On Thu, Jan 25, 2024 at 6:11 PM Maria Matejka <maria.matejka at nic.cz> wrote:
>
> On 2024-01-25 17:08, Alexander Zubkov wrote:
>
> But I think the problem with no filters is bigger when the RTR server is out. It is not just the short period of time when the peer can announce anything. If rpki autoreload is on it will cause all bad announces that was rejected before to pass the filter now. And if we turn rpki autoreload off, it might work like a classical filter, but than we cannot do additional actual origin validation using rpki.
>
> On Thu, Jan 25, 2024, 14:41 Alexander Zubkov <green at qrator.net> wrote:
>>
>> AFAIK in RPKI AS0 means implicit invalid.
>>
>> On Thu, Jan 25, 2024, 14:31 Maria Matejka via Bird-users <bird-users at network.cz> wrote:
>>>
>>> On 2024-01-25 11:55, Erin Shepherd wrote:
>>>
>>> Spitballing slightly here, but could you avoid this problem by adding 0.0.0.0/0+ ::0/0+ AS0 RoAs to the table and accepting ROA Unknowns?
>>>
>>> Obviously the disadvantage here is that if your IRR RTR server goes down you're basically unfiltered, but it at least avoids the availability problem
>>>
>>> With this, you can just go like
>>>
>>>     if roa_check(irr, ::/0, 0) = ROA_VALID && roa_check(irr, net, peerasn) != ROA_VALID then reject;
>>>
>>> which should do the work, iirc.
>
> I may have not written it completely. I would add the "::/0+ as 0", or "::/0+ as 65535" if AS0 is too shady, to the IRR RTR feed itself, not as a static record.
>
> This way, if the RTR feed fails, the first roa_check fails and the second one is not performed at all, therefore nothing is rejected. OTOH, if the RTR feed works, the first roa_check is always true and the second one matters.
>
> Do I miss something?

I think the idea was that (::/0+ AS0) is addet to RTR. Then every
valid tuple (prefix, ASN) will return VALID, and others will fall at
least under ::/0+ and because of AS0 will return INVALID. When the
feed is off, the rpki check will return UNKNOWN.

>
> Maria
>
>
>
>
>>>
>>> - Erin
>>>
>>> On Thu, 25 Jan 2024, at 11:41, Job Snijders via Bird-users wrote:
>>>
>>> On Thu, Jan 25, 2024 at 11:13:51AM +0100, Jeroen Massar via Bird-users wrote:
>>> > a quick stab at generating the slurm file:
>>>
>>> why use SLURM though? SLURM doesn't have a 'maxLength' field like the
>>> regular JSON input formatted in this style has:
>>> https://console.rpki-client.org/rpki.json - which might help with
>>> aggregation.
>>>
>>> More importantly, a risk I perceive with overloading RTR functionality
>>> to load IRR data into routers is in the realm of fail-safes:
>>>
>>> For RPKI-derived data, most ISPs do something along the lines of:
>>>
>>>    if (roa_check(rpki, net, bgp_path.last) = ROA_INVALID) then reject;
>>>
>>> For IRR-derived data, you'd have to do:
>>>
>>>    if (roa_check(irr, net, peerasn) != ROA_VALID) then reject;
>>>
>>> The above means that suddenly your EBGP routers/route servers have a
>>> very hard dependency on the IRR RTR session being up in order to accept
>>> routes (fail closed), whereas how the RPKI-derived data is used is in a
>>> 'fail open' fashion.
>>>
>>> The above friction goes back to RPKI ROAs being defined as "if ROAs
>>> exist, all BGP routes that do not match any of the ROAs are invalid"
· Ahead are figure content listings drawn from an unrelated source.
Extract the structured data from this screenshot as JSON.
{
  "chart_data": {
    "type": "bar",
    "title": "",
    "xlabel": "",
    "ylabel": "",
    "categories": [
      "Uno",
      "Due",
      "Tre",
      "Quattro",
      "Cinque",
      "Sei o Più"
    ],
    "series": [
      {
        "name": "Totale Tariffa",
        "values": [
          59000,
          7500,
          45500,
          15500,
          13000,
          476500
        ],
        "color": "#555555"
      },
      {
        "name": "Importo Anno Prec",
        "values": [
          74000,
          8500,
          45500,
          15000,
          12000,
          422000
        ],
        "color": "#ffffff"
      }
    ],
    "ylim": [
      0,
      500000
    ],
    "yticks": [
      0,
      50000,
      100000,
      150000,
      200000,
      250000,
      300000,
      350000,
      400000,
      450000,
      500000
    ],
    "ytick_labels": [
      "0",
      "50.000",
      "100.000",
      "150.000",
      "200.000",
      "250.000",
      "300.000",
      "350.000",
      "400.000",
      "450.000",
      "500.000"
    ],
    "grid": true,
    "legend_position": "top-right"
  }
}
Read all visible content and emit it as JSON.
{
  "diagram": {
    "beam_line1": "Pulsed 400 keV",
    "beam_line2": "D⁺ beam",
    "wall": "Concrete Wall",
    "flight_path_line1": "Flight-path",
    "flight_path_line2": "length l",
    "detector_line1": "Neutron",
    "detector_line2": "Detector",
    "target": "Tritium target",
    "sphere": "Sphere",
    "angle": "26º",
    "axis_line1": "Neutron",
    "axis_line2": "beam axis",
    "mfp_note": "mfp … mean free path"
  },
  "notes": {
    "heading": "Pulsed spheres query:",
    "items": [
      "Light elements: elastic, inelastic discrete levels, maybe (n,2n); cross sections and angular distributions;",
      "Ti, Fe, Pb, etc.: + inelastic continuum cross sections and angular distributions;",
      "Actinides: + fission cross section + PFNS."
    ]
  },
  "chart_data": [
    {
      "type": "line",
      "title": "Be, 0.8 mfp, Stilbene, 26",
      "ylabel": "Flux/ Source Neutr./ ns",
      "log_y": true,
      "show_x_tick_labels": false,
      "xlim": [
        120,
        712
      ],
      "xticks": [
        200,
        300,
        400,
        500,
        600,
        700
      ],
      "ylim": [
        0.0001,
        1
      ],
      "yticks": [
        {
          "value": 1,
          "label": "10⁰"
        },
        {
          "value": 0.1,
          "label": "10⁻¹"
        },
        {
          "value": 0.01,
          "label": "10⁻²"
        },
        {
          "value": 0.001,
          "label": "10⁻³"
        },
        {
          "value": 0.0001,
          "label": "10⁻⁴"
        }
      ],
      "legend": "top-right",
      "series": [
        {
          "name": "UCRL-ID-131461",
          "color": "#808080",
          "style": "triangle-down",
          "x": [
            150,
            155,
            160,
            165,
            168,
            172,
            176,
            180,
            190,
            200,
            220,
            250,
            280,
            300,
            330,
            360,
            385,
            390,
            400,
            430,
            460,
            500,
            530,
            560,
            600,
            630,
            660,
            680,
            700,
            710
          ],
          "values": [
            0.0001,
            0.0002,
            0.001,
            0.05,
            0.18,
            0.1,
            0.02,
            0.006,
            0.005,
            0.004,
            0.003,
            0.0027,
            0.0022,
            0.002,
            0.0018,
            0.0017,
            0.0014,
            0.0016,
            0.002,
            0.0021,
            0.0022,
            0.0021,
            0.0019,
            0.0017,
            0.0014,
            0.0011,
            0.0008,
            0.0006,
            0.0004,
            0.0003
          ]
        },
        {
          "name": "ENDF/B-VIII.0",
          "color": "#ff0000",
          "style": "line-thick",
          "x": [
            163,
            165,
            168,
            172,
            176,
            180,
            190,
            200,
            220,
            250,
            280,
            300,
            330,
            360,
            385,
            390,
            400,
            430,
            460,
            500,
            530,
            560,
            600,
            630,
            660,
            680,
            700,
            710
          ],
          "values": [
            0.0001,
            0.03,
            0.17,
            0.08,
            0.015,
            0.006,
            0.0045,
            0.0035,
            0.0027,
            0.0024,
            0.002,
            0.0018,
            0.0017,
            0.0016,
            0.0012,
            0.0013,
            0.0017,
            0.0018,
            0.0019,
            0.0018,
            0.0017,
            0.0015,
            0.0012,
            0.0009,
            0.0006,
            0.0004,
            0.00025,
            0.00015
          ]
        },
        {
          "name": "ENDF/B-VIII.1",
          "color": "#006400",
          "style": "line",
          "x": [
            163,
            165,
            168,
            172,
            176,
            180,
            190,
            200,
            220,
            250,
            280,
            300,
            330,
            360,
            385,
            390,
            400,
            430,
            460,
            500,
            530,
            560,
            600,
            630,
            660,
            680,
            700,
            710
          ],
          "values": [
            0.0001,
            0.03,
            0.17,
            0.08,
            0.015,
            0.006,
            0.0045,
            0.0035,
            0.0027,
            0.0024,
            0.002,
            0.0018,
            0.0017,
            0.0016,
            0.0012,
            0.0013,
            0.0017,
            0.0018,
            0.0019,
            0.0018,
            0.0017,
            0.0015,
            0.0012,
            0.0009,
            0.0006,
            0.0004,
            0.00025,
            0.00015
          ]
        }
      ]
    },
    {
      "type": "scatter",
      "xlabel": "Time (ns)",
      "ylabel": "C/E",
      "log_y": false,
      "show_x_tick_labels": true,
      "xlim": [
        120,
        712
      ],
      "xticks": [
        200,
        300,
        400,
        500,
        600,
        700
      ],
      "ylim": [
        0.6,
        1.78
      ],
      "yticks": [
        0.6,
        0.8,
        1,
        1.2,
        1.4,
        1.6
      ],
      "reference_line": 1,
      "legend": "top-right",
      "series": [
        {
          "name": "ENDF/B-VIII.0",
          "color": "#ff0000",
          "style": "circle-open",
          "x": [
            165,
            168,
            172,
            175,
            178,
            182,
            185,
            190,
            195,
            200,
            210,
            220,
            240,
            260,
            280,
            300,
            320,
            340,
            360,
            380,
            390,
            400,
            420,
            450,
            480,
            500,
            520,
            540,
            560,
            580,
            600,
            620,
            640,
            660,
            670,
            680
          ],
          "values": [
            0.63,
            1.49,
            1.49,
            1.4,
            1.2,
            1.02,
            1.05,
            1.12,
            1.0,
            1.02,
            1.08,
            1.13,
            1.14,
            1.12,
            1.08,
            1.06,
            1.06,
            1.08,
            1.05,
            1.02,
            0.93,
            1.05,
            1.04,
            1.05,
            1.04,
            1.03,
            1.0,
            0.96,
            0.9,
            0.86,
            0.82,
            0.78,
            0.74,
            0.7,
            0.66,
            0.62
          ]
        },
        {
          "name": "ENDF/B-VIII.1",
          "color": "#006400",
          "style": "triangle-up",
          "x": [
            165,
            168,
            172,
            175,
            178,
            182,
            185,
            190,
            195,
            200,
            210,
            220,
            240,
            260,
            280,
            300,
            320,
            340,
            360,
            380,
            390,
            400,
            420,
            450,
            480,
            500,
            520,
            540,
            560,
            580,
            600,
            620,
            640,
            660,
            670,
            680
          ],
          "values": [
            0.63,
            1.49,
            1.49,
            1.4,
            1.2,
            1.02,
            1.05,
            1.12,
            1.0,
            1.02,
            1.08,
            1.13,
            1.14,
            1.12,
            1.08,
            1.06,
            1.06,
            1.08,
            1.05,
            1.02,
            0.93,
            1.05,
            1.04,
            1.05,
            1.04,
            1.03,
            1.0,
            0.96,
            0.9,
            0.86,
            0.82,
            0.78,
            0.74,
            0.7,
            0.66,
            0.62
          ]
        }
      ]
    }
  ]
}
>>> (following the RFC 6811 algorithm), but for IRR route/route6 objects
>>> such a definition was never established, those predate the RFC 6811
>>> algorithm.
>>>
>>> Kind regards,
>>>
>>> Job
>>>
>>> --
>>> Maria Matejka (she/her) | BIRD Team Leader | CZ.NIC, z.s.p.o.
>
> --
> Maria Matejka (she/her) | BIRD Team Leader | CZ.NIC, z.s.p.o.